Let’s take a closer look at the Timber Industry spin machine works to exploit forest fires.

First, create a crisis.

It is like clockwork—every year, there will be a fire in the West. Regardless of the fire, the Timber Industry PR team is in quick response, filling local op-ed pages with hyperbolic headlines and news stories with breathless quotes. Employing highly charged language, the Timber Industry will describe how a fire “ravaged,” “destroyed,” and “decimated” the forest, leaving a dead and devoid “moonscape” behind. No matter what, a fire will be called “catastrophic.” You can almost set your watch to it.

But it works.

The American public is deeply afraid of forest fires. This fear is justifiable. Homes burn down and lives are lost. Fires are tough to live with, as evidenced by the massively bad smoke conditions this year—even coastal Humboldt County was not spared.

But fire, including high-severity fire, is a natural forest disturbance. In its wake, a high-severity fire doesn’t leave ruin, but new birth. Forest fires—even some of the “mega” fires—are not abnormal. Charcoal records and early recorded accounts demonstrate that large and hot fires predated European colonization.

(Don’t forget that the Timber Industry can supply the “crisis,” too. 84% of forest fires are started by humans, such as the Minerva fire that forced the evacuation of Quincy, CA, started by an employee of Sierra Pacific Industries, or the Moonlight fire, caused by Sierra Pacific Industries’ negligent hiring and supervision of a logging contractor, or the most recent Helena Fire that burned the town of Junction City.)

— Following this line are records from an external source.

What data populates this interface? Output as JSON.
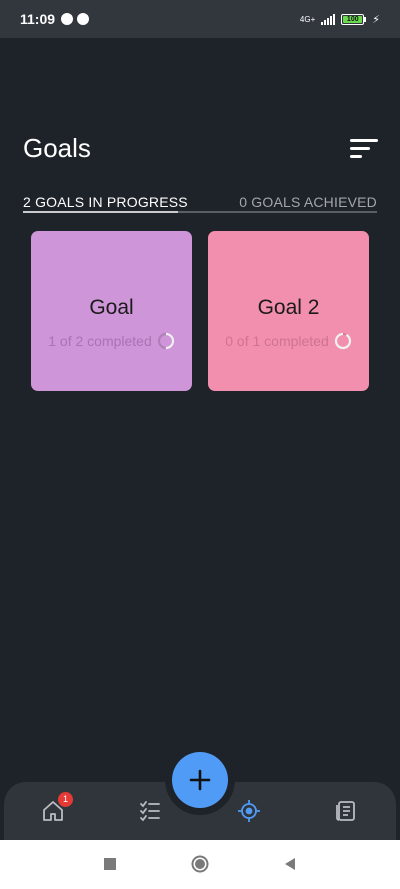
{
  "status_bar": {
    "time": "11:09",
    "network": "4G+",
    "battery": "100",
    "icons": [
      "app-icon",
      "app-icon",
      "signal-icon",
      "battery-icon",
      "charging-icon"
    ]
  },
  "header": {
    "title": "Goals",
    "sort_icon": "sort-icon"
  },
  "tabs": {
    "in_progress": "2 GOALS IN PROGRESS",
    "achieved": "0 GOALS ACHIEVED"
  },
  "goals": [
    {
      "title": "Goal",
      "progress_text": "1 of 2 completed",
      "progress": 0.5,
      "color": "#cf95d9"
    },
    {
      "title": "Goal 2",
      "progress_text": "0 of 1 completed",
      "progress": 0.0,
      "color": "#f28fae"
    }
  ],
  "bottom_nav": {
    "items": [
      "home-icon",
      "checklist-icon",
      "target-icon",
      "journal-icon"
    ],
    "active": "target-icon",
    "home_badge": "1",
    "fab_icon": "plus-icon"
  },
  "system_nav": [
    "square-icon",
    "circle-icon",
    "back-triangle-icon"
  ],
  "colors": {
    "background": "#1e2229",
    "accent": "#4f9bf6",
    "badge": "#e53935"
  }
}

Second, blame the other guys.

After over sensationalizing the fire, the Timber Industry looks to point blame at their mortal foes: environmental groups and endangered species. They claim that groups like EPIC put too many handcuffs on the timber industry from logging. In this world view, all forests are just fuels. As one catchy (but misinformed) slogan puts it, “Log it, graze it, or watch it burn.” In truth, the Timber Industry is to blame for much of the current condition.

Many forests are more dense than “reference conditions,” points in the past against which we can measure. But that’s largely because natural forest stands have been clear-cut and replaced by tree plantations. These tree plantations are the ones most likely to burn the hottest, as they are dense and have a uniform crown (instead of a staggered crown more typical of a native forest.)

The Timber Industry also promotes a culture of fire suppression. The Timber Industry sees forests as money, and fires as putting their money at risk. For that reason, there is no greater champion of the military fire industrial complex than the timber industry.